CCI’s Rs 136cr Google fine spurs desi startups to tackle e-titans

Gathering strength from the latest Competition Commission of India (CCI) judgment on Google, Indian startups are rallying behind Matrimony.com founder Murugavel Janakiraman to take on global tech majors like the internet search giant and Facebook, according to three people close to the development.

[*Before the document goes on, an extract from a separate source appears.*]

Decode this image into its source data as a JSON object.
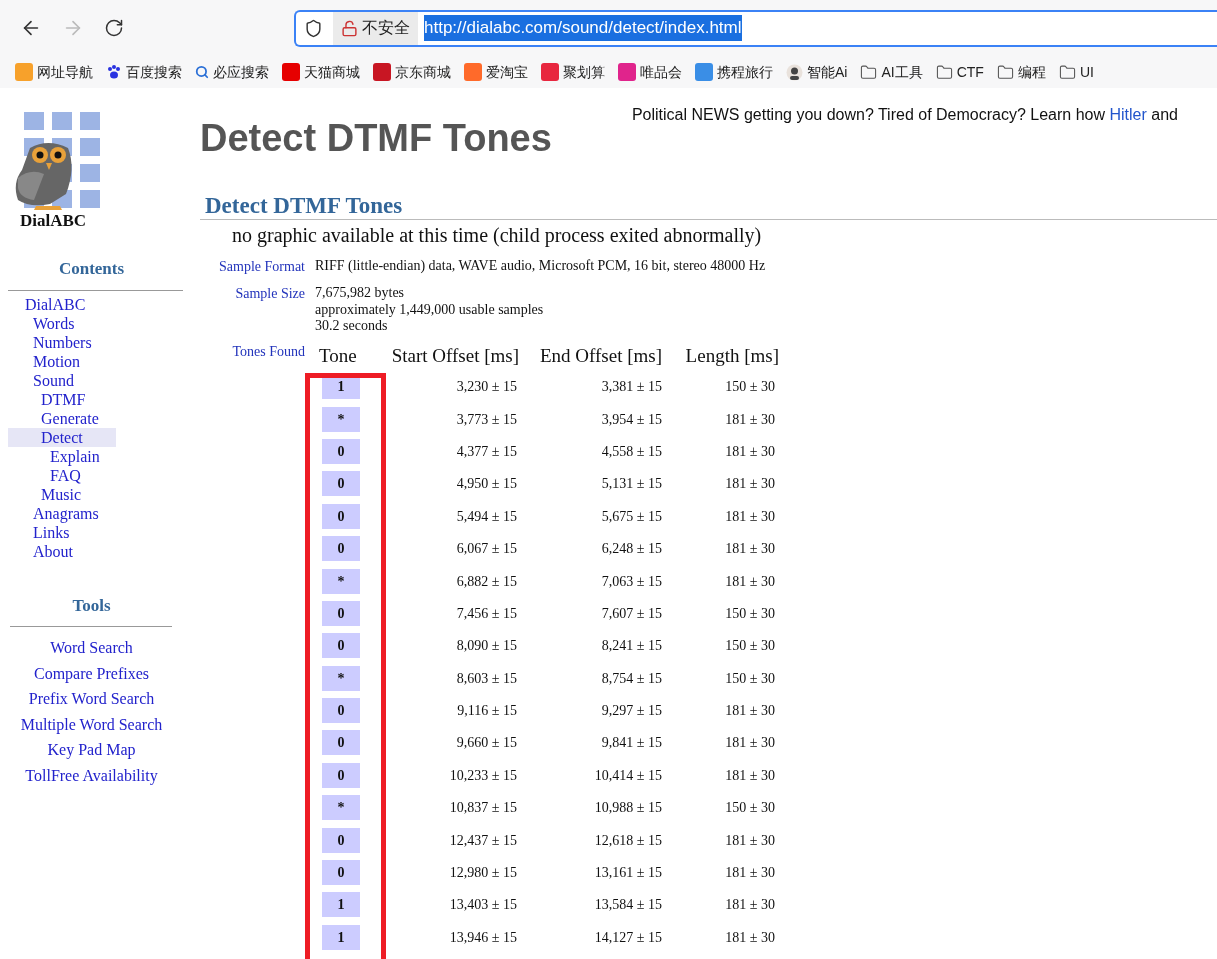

The country’s fair play watchdog had found Google to have abused its dominant position in online general web search and related advertising services in India and fined it Rs 136 crore last week. The order came in response to information filed by Matrimony-.com and Consumer Unity & Trust Society (CUTS) in 2012.
Janakiraman told TOI he is still fighting a trademark battle against Google in the Chennai high court and that the support he has been receiving from the Indian startup ecosystem around the case has been encouraging, in light of the recent verdict. Even though the CCI judgment was welcomed by Indian companies, many believe the quantum of the imposed fine could have been higher for a greater impact and to discourage such practices. Last year, EU regulators had slapped a fine of $2.7 billion on Google in an antitrust case for influencing online search results that promote its own services.

Sources said a bunch of established Indian tech companies and startups plan to approach government authorities and request them to keep a close watch on the space to block such infringements by big international tech majors that give them an unfair advantage. Due to the dominant position of Google in the search business, it affects the prospects of every company which has an online presence, industry insiders said.

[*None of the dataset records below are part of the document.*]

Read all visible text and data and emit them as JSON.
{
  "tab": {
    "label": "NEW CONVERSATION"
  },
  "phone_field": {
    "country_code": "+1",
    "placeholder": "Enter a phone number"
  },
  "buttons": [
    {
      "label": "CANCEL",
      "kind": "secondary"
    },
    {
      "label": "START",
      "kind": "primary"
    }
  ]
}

To gain momentum from the CCI judgment, startups across the area of payments, commerce, food delivery, travel and digital mapping, among others, are expected to join the conversation. Make-MyTrip, Flipkart and Paytm are some of the startups that are expected to engage in such dialogues with government authorities. Paytm founder Vijay Shekhar Sharma had said on Twitter that technology companies can play dirty once they surpass certain levels.

Janakiraman said, “I am not against Google for its scale or any other matter, but some of its practices are unfair. We are still fighting the trademark case. It’s been a lonely fight for about six years and it’s good to see other major names getting behind the issue now.” Several companies can pay a higher bidding price to come on top of search results, even if a certain company owns the trademark of that keyword. “This has affected our overall business.